In the midst of profound solitude, I sailed through the craziest year, encountering diverse landscapes, yet unknowingly tethered to the silence of my own story. How callous was I, ensnared by loneliness's embrace, oblivious to the yearning for connection that lingered within. Family, my constant across continents, held the threads of unconditional love, but the loss of one constant altered the melody of my existence. The one who forgave swiftly in the clutches of my demons, a rock amidst the tumult of my self-inflicted storms.

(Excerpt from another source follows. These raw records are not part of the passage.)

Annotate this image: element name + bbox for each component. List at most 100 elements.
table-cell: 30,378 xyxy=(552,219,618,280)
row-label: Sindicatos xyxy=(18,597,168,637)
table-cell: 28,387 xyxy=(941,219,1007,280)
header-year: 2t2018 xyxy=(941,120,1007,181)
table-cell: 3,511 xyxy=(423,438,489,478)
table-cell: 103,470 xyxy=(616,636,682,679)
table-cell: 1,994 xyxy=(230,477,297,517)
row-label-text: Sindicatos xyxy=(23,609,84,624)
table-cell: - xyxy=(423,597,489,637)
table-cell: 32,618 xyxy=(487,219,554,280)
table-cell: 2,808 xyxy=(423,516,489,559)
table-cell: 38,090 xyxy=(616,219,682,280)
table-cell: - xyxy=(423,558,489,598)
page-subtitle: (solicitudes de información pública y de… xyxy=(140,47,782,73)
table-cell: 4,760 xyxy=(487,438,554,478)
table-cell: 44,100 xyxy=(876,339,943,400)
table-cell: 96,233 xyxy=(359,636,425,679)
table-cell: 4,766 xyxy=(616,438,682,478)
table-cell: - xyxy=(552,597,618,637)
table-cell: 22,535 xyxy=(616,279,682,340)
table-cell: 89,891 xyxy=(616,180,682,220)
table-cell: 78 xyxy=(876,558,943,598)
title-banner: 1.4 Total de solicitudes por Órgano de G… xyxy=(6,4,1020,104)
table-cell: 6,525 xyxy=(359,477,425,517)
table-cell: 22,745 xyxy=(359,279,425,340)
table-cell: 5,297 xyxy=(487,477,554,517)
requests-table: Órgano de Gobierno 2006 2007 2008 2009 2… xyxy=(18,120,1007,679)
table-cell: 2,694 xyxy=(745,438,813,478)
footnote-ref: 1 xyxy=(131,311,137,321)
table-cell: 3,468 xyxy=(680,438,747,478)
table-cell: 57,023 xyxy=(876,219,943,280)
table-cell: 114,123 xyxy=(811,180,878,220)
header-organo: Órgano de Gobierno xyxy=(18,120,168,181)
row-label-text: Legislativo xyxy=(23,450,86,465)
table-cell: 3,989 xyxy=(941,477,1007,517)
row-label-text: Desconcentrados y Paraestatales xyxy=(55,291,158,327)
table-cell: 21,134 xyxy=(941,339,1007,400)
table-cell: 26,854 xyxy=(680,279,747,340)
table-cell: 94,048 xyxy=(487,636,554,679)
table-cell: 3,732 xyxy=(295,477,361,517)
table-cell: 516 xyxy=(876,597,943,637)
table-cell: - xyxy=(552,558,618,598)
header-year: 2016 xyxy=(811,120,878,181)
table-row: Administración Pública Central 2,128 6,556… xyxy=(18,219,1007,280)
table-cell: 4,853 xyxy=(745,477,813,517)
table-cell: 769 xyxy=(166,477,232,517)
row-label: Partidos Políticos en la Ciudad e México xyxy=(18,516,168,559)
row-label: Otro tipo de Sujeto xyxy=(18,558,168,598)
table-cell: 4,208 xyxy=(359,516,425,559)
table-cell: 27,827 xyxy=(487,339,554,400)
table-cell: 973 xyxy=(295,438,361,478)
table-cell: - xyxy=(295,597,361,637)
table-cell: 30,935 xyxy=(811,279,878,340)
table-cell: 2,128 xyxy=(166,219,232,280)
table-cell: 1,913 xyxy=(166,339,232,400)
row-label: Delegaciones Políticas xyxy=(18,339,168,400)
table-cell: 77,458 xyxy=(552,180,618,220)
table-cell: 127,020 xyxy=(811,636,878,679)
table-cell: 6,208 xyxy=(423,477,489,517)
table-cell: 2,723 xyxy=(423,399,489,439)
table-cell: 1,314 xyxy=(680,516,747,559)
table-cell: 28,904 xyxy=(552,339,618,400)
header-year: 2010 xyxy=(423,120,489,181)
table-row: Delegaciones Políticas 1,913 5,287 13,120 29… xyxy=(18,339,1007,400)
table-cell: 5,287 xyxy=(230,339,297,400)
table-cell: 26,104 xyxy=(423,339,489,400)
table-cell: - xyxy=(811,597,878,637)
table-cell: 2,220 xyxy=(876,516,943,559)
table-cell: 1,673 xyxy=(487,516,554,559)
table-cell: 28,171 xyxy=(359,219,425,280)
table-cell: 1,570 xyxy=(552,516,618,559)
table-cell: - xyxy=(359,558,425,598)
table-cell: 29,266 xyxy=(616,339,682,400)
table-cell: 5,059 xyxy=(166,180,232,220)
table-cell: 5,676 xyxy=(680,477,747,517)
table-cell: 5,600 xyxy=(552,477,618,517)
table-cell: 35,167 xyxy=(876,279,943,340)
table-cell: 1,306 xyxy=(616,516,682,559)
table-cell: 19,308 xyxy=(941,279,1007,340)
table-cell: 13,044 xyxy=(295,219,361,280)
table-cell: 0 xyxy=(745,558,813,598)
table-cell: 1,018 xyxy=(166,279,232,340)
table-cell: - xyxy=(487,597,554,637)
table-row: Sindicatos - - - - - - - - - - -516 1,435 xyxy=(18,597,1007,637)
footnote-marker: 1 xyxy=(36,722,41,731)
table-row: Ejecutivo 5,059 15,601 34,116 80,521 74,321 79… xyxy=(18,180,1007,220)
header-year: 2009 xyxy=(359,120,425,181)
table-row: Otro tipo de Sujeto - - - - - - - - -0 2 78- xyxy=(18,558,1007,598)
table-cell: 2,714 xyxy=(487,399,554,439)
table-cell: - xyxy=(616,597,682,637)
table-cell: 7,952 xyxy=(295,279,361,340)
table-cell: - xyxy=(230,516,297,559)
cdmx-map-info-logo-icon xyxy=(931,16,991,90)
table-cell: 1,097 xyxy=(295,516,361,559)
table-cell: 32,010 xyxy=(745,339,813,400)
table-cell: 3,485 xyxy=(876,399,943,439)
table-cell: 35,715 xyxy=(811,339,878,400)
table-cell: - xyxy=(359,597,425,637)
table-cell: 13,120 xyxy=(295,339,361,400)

Reflecting upon apathy and the denial of a desperate desire for connection, I yearn to whisper to my past self—a plea to halt the fleeing from love. Yet, in the tapestry of time, grief materialized, stealing joy and burdening hearts with its leaden weight. The permanence of goodbyes etched into my soul, transforming a once casual word into an arduous utterance.

Now, every farewell is a symphony of poignant notes, resonating in the corners of recollection. Rooms become vessels of cherished memories, each space illuminated with the soft glow of moments held tightly.


The balcony echoes with laughter, the bed cradles warm embraces, the pillow retains the scent soldiering a thousand washes, and the door blooms eternally with flowers. The creature of habit, once fluent in goodbyes, now faces the heartache of bidding adieu to the view beyond the window, understanding the irrevocability of farewells. How do I say goodbye to the bed that held me in your gaze?


But my life is a graveyard of ghosts that perhaps were never real. So as I let go of the traces of my imagination...


To those who extended friendship and love to the apprehensive soul within me, I extend a remorseful lyric. For deeming your tears eccentric, for recoiling from your caring gestures, for inflicting pain to evade the guilt of affection—forgive me. Though a vestige of me remains poised for inevitable partings, I now wage a silent war against it, striving to ensure that no one else tastes the bitterness of farewell as I once did.


I am sorry .... how could I have befriended you when I didn't want to do that to my own soul?


Perhaps I loved you because I saw a reflection of my ghost in you- hoping I can save you to be able to save myself.